Trial and error will help you find your sweet spot!
Can You Wear Compression All Day?
Compression is absolutely safe to wear all day. A quick stop into a nursing home will confirm this.
Many older people use compression socks for various reasons. Please be assured, however, that the runner’s compression is way cuter.
These aren’t your granny’s compression socks!
Is It Okay To Wear Compression to Bed?
You sure can wear your compression sleeves to bed, but why would you? When sleeping, you are lying down, and in that position, an athlete is unlikely to need the benefits of compression.
Having said that, if they make you feel good, go ahead. We all recover a little bit differently.
1. Compression Tights
You guessed it. The below photo is me, again. Try to look past the incredibly cool Batman socks and focus on my tights. These are CWX compression tights.
When I suffer from chronic hamstring issues, I put on compression tights to keep me moving forward.
For your quads or hamstrings, I find that knee-length “biking style” shorts or full leggings work best for me.
2. Compression Sleeves for Calves
When looking at compression sleeves for your calves, there are actually multiple options. Some people prefer a sleeve that just pulls over the foot and covers the calf.
Others (this is me!) prefer compression socks. Lastly, you can get compression in your calves by wearing the full-length compression tights as described above.
My favorite compression socks come from Collective. They are functional and a best seller.
Can Wearing Compression Sleeves be Harmful?
There are some things to be taken into consideration regarding the hazards of compression.
- Wearing too often (or too tightly) can cause problems for circulation.
- Can cause chafing/bruising
- Watch for itching and irritation
Do Compression Sleeves Actually Work?
As you have likely noticed, running sleeves are a multi-faceted deal. You can use them for everything, from injury to warmth.
They make compression sleeves for shoulders that pitchers and swimmers find particularly useful. Many people enjoy knee sleeves and ankle sleeves because who doesn’t enjoy extra support in the arch area?

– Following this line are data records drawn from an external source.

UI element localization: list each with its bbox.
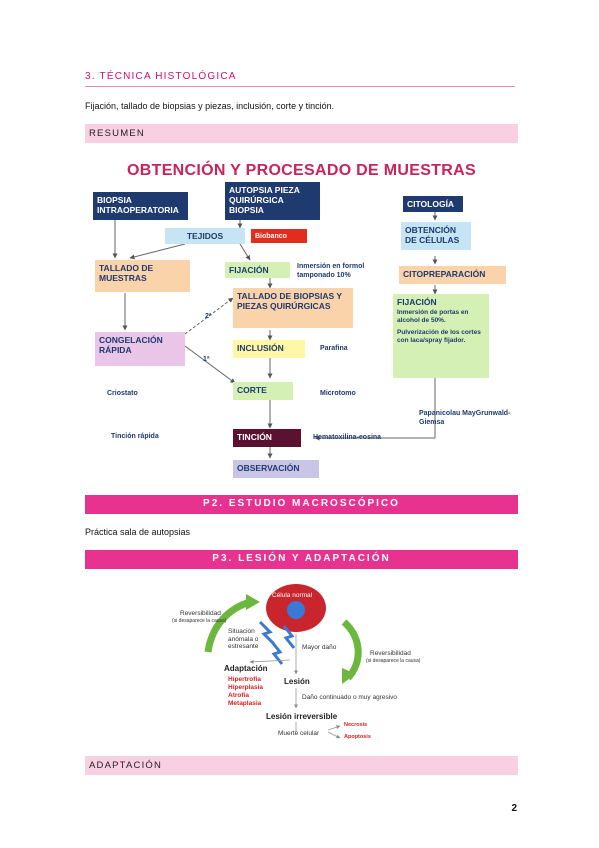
obtencion-celulas-box: OBTENCIÓN DE CÉLULAS <box>401 222 471 250</box>
citologia-box: CITOLOGÍA <box>403 196 463 212</box>
corte-box: CORTE <box>233 382 293 400</box>
reversibilidad-right: Reversibilidad <box>370 650 411 657</box>
autopsia-box: AUTOPSIA PIEZA QUIRÚRGICA BIOPSIA <box>225 182 320 220</box>
adaptacion-item: Hiperplasia <box>228 684 264 691</box>
fijacion-cito-note2: Pulverización de los cortes con laca/spr… <box>397 329 481 344</box>
adaptacion-band: ADAPTACIÓN <box>85 756 518 775</box>
muerte-celular-label: Muerte celular <box>278 730 320 737</box>
lesion-label: Lesión <box>284 677 310 686</box>
adaptacion-label: Adaptación <box>224 664 268 673</box>
intro-text: Fijación, tallado de biopsias y piezas, … <box>85 101 335 111</box>
adaptacion-band-label: ADAPTACIÓN <box>89 760 163 771</box>
fijacion-cito-box: FIJACIÓN Inmersión de portas en alcohol … <box>393 294 489 378</box>
adaptacion-item: Metaplasia <box>228 700 262 707</box>
biobanco-box: Biobanco <box>251 229 307 243</box>
mayor-dano-label: Mayor daño <box>302 644 337 651</box>
celula-normal-label: Célula normal <box>272 592 313 599</box>
reversibility-left-arrow <box>204 598 252 653</box>
citopreparacion-box: CITOPREPARACIÓN <box>399 266 506 284</box>
papanicolau-label: Papanicolau MayGrunwald-Giemsa <box>419 410 511 426</box>
resumen-label: RESUMEN <box>89 128 145 139</box>
label-1a: 1ª <box>203 356 210 363</box>
label-2a: 2ª <box>205 313 212 320</box>
necrosis-label: Necrosis <box>344 722 368 728</box>
flowchart: OBTENCIÓN Y PROCESADO DE MUESTRAS BIOPSI… <box>85 148 518 488</box>
parafina-label: Parafina <box>320 345 348 352</box>
criostato-label: Criostato <box>107 390 138 397</box>
p2-label: P2. ESTUDIO MACROSCÓPICO <box>203 498 400 509</box>
fijacion-note: Inmersión en formol tamponado 10% <box>297 263 365 279</box>
apoptosis-label: Apoptosis <box>344 734 371 740</box>
tallado-muestras-box: TALLADO DE MUESTRAS <box>95 260 190 292</box>
lightning-icon <box>270 641 284 665</box>
lesion-irreversible-label: Lesión irreversible <box>266 712 338 721</box>
practica-text: Práctica sala de autopsias <box>85 527 191 537</box>
dano-continuado-label: Daño continuado o muy agresivo <box>302 694 398 701</box>
fijacion-box: FIJACIÓN <box>225 262 290 278</box>
tallado-biopsias-box: TALLADO DE BIOPSIAS Y PIEZAS QUIRÚRGICAS <box>233 288 353 328</box>
adaptacion-item: Atrofia <box>228 692 249 699</box>
observacion-box: OBSERVACIÓN <box>233 460 319 478</box>
section-divider <box>85 86 515 87</box>
tincion-rapida-label: Tinción rápida <box>111 433 159 440</box>
tincion-box: TINCIÓN <box>233 429 301 447</box>
resumen-band: RESUMEN <box>85 124 518 143</box>
adaptacion-item: Hipertrofia <box>228 676 261 683</box>
p3-label: P3. LESIÓN Y ADAPTACIÓN <box>212 553 391 564</box>
flowchart-arrows <box>112 198 438 459</box>
cell-nucleus <box>287 601 305 619</box>
section-title: 3. TÉCNICA HISTOLÓGICA <box>85 71 237 82</box>
lesion-graphics <box>204 584 362 739</box>
reversibilidad-left-sub: (si desaparece la causa) <box>172 618 227 624</box>
lightning-icon <box>282 625 296 649</box>
reversibilidad-right-sub: (si desaparece la causa) <box>366 658 421 664</box>
situacion-label: Situación anómala o estresante <box>228 628 259 650</box>
page-number: 2 <box>511 803 517 814</box>
flowchart-title: OBTENCIÓN Y PROCESADO DE MUESTRAS <box>127 162 476 179</box>
fijacion-cito-label: FIJACIÓN <box>397 297 437 307</box>
p2-band: P2. ESTUDIO MACROSCÓPICO <box>85 495 518 514</box>
fijacion-cito-note1: Inmersión de portas en alcohol de 50%. <box>397 309 469 324</box>
tejidos-box: TEJIDOS <box>165 228 245 244</box>
p3-band: P3. LESIÓN Y ADAPTACIÓN <box>85 550 518 569</box>
hematoxilina-label: Hematoxilina-eosina <box>313 434 382 441</box>
congelacion-box: CONGELACIÓN RÁPIDA <box>95 332 185 366</box>
inclusion-box: INCLUSIÓN <box>233 340 305 358</box>
lightning-icon <box>258 620 276 646</box>
biopsia-box: BIOPSIA INTRAOPERATORIA <box>93 192 188 220</box>
lesion-diagram: Célula normal Reversibilidad (si desapar… <box>160 580 440 750</box>
microtomo-label: Microtomo <box>320 390 356 397</box>
reversibilidad-left: Reversibilidad <box>180 610 221 617</box>
reversibility-right-arrow <box>341 619 362 681</box>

When my shins start to ache, after checking the mileage on my shoes, the first thing I do is to grab my compression sleeves for shin splints. That support? It is like a hug for my calves and keeps the shins holding up.
If you are still wondering the answer to the question asked in the beginning: compression, good, or gimmick, you have not been paying attention.
As evidenced by the photographs that I inserted into this article, this coach and runner is a firm believer in the effectiveness of well-timed and placed compression.